The price level for WPC is increasing daily as fewer sellers and more buyers are active. It is hard to predict when this will end, but even old timers cannot call it a clear message from the market.


In an unusual development, Poland now sells less cream to Western countries and imports Butter from the West instead. The country normally exports cream and butter to Germany and the Netherlands, but this shift in trade dynamics has sparked greater consumer interest in Butter, although Sweet Butter is now more expensive than Lactic Butter.

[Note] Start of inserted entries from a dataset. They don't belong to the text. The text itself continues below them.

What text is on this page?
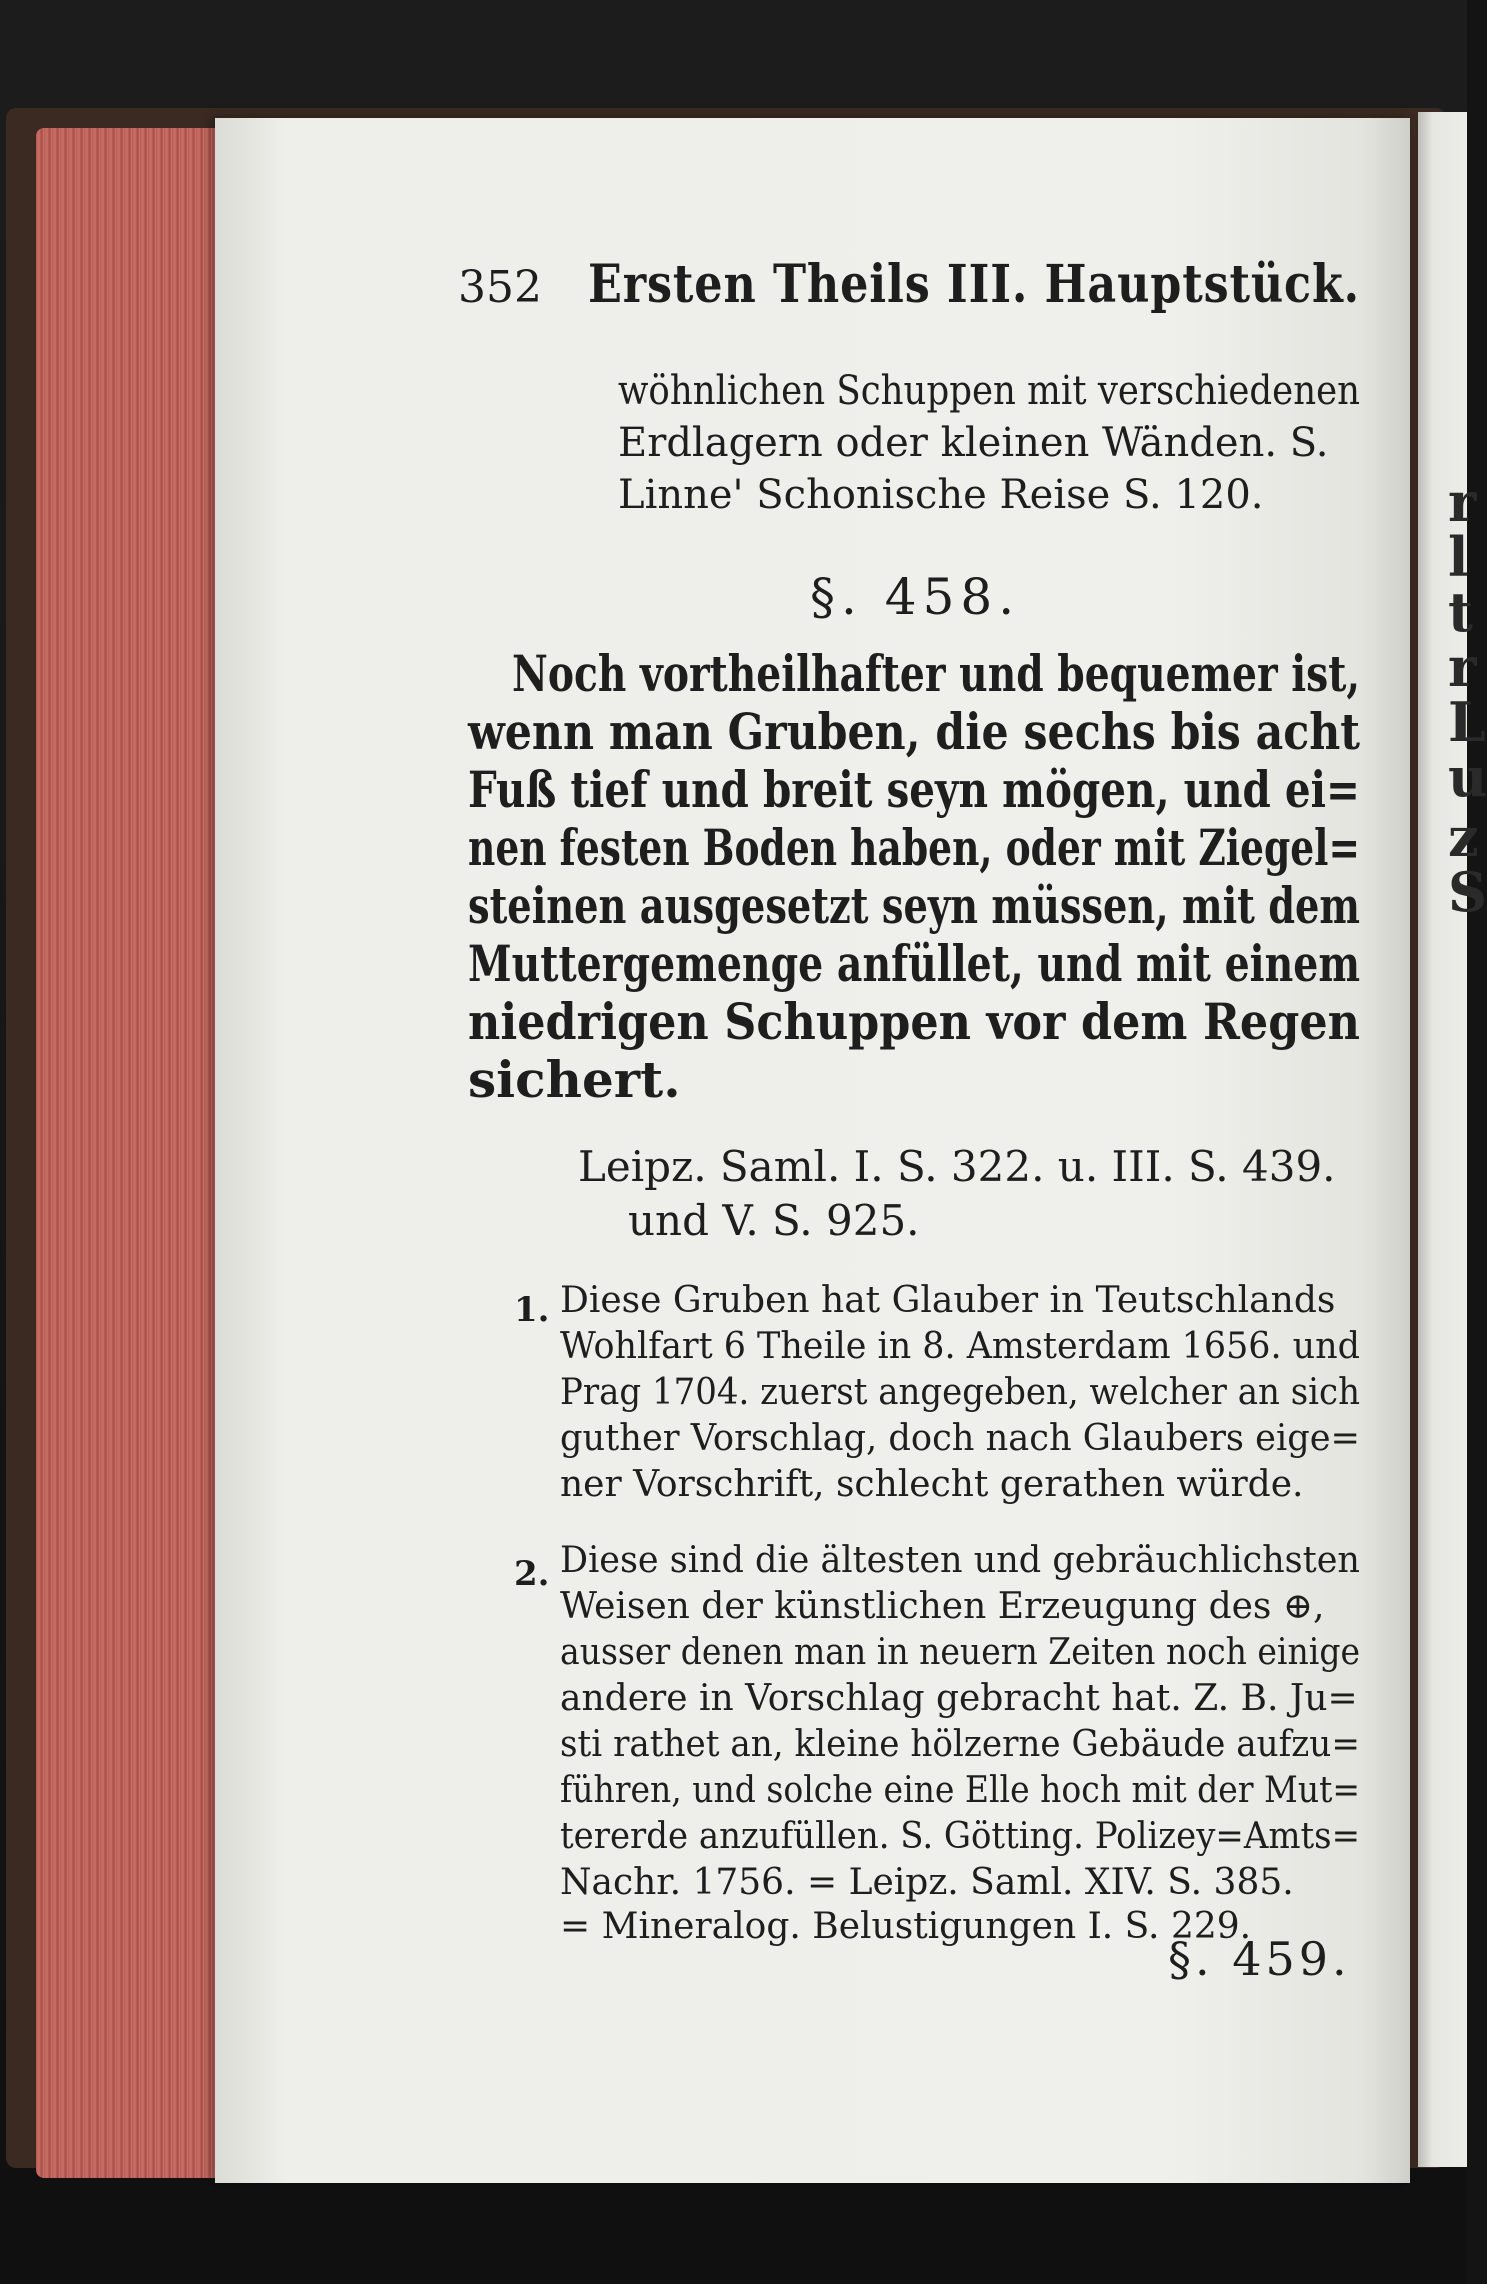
r
l
t
r
L
u
z
S
352 Ersten Theils III. Hauptstück.
wöhnlichen Schuppen mit verschiedenen
Erdlagern oder kleinen Wänden. S.
Linne' Schonische Reise S. 120.
§. 458.
Noch vortheilhafter und bequemer ist,
wenn man Gruben, die sechs bis acht
Fuß tief und breit seyn mögen, und ei=
nen festen Boden haben, oder mit Ziegel=
steinen ausgesetzt seyn müssen, mit dem
Muttergemenge anfüllet, und mit einem
niedrigen Schuppen vor dem Regen
sichert.
Leipz. Saml. I. S. 322. u. III. S. 439.
und V. S. 925.
1. Diese Gruben hat Glauber in Teutschlands
Wohlfart 6 Theile in 8. Amsterdam 1656. und
Prag 1704. zuerst angegeben, welcher an sich
guther Vorschlag, doch nach Glaubers eige=
ner Vorschrift, schlecht gerathen würde.
2. Diese sind die ältesten und gebräuchlichsten
Weisen der künstlichen Erzeugung des ⊕,
ausser denen man in neuern Zeiten noch einige
andere in Vorschlag gebracht hat. Z. B. Ju=
sti rathet an, kleine hölzerne Gebäude aufzu=
führen, und solche eine Elle hoch mit der Mut=
tererde anzufüllen. S. Götting. Polizey=Amts=
Nachr. 1756. = Leipz. Saml. XIV. S. 385.
= Mineralog. Belustigungen I. S. 229.
§. 459.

In response to lower milk supply and higher spot market prices, prices for cheeses such as Gouda, Edam, and Maasdam have also increased. This market shift reflects the higher cost of milk production and has led to higher prices for these popular cheeses. Will this also affect the whey market?


Again and again we see higher prices for Cream. In recent weeks, this trend has been most noticeable in Poland, but the same situation has also set in in France and Germany. Even in Ireland, less milk was received, but the difference between Polish Butter and Irish Butter is still extreme.




From Oct. 1, 2023, UK dairy farmers who supply Sainsbury’s will receive higher payments, with the retailer investing £6 million annually. This additional support, on top of existing investment, aims to reduce the financial burden on farmers and encourage them to be more sustainable in the face of rising costs and challenges in the industry. Sainsbury’s is also committing to sustainability premiums and hopes to ensure a stable supply of British milk for its customers.


Milk production in Europe and the US is showing signs of decline due to lower prices, but demand for dairy products is uncertain, warns John Lancaster, a dairy market analyst at StoneX. Although prices are not expected to fall to 2016 levels, production costs have increased significantly. Lancaster anticipates negative production growth in Europe and the US as a result of low milk prices and reduced herd sizes. Despite these challenges, future price levels are not expected to reach 2016 levels, but production costs remain significantly higher.

The Americas


The United States is implementing the Milk Loss Program (MLP) to help dairy producers who have been affected by frequent and widespread weather-related disasters in recent years. These disasters have disrupted the dairy supply chain, driven up input costs, caused labor shortages and led to market uncertainty. The program, which is funded at $10 billion through the Extending Government Funding and Delivering Emergency Assistance Act of 2022, compensates dairy farms for milk losses resulting from qualified disaster events in calendar years 2020, 2021, and 2022. It covers various disasters such as droughts, wildfires, hurricanes and more. The National Milk Producers Federation has welcomed this initiative to assist affected dairy producers.


Uruguay, a major dairy producer in South America, is facing challenges due to declining demand from neighboring Brazil. Uruguay’s surplus dairy products, which normally found a market in Brazil, are now struggling to find alternative buyers as Brazilian milk production recovers and demand declines. This has led Uruguayan dairy processors to lower milk prices in response to low international prices and declining regional import demand. Surplus Uruguayan dairy products are expected to pressure international markets in search of other buyers.

Asia & Oceania

New Zealand

A recent report highlights the pivotal role of New Zealand’s dairy industry, contributing significantly to the economy through exports and job creation. The dairy sector, encompassing livestock farming and dairy processing, accounts for 3.2% of the country’s GDP at NZ$11.3 billion (US$6.65 billion) as of March 2023. Dairy exports have surged, reaching NZ$26 billion (US$15.31 billion) in the year ending April 2023, comprising about one in four export dollars. The Maori agricultural sector, owning approximately NZ$4.9 billion (US$2.88 billion) in dairy assets, has also played a substantial role in boosting milk product exports. The dairy industry supports 54,787 jobs as of March 2023, with Maori employment showing significant growth. Despite trade challenges, dairy exports remain a cornerstone of New Zealand’s economy, representing 35% of total export goods and surpassing other key sectors.


In Turkey, the delivery of cow’s milk by commercial dairies decreased by 0.9% in July compared to the same month last year, while it increased by 3% in the January-July period. There was a notable increase in the production of dairy products in July: Ayran production increased by 16.3%, cow’s milk cheese production by 16%, butter production by 16% and yogurt production by 14.4%. However, the production of drinking milk decreased by 19.8%. In July, the volume of cow’s milk collected by commercial farms decreased by 3.6% and drinking milk production by 2.8%.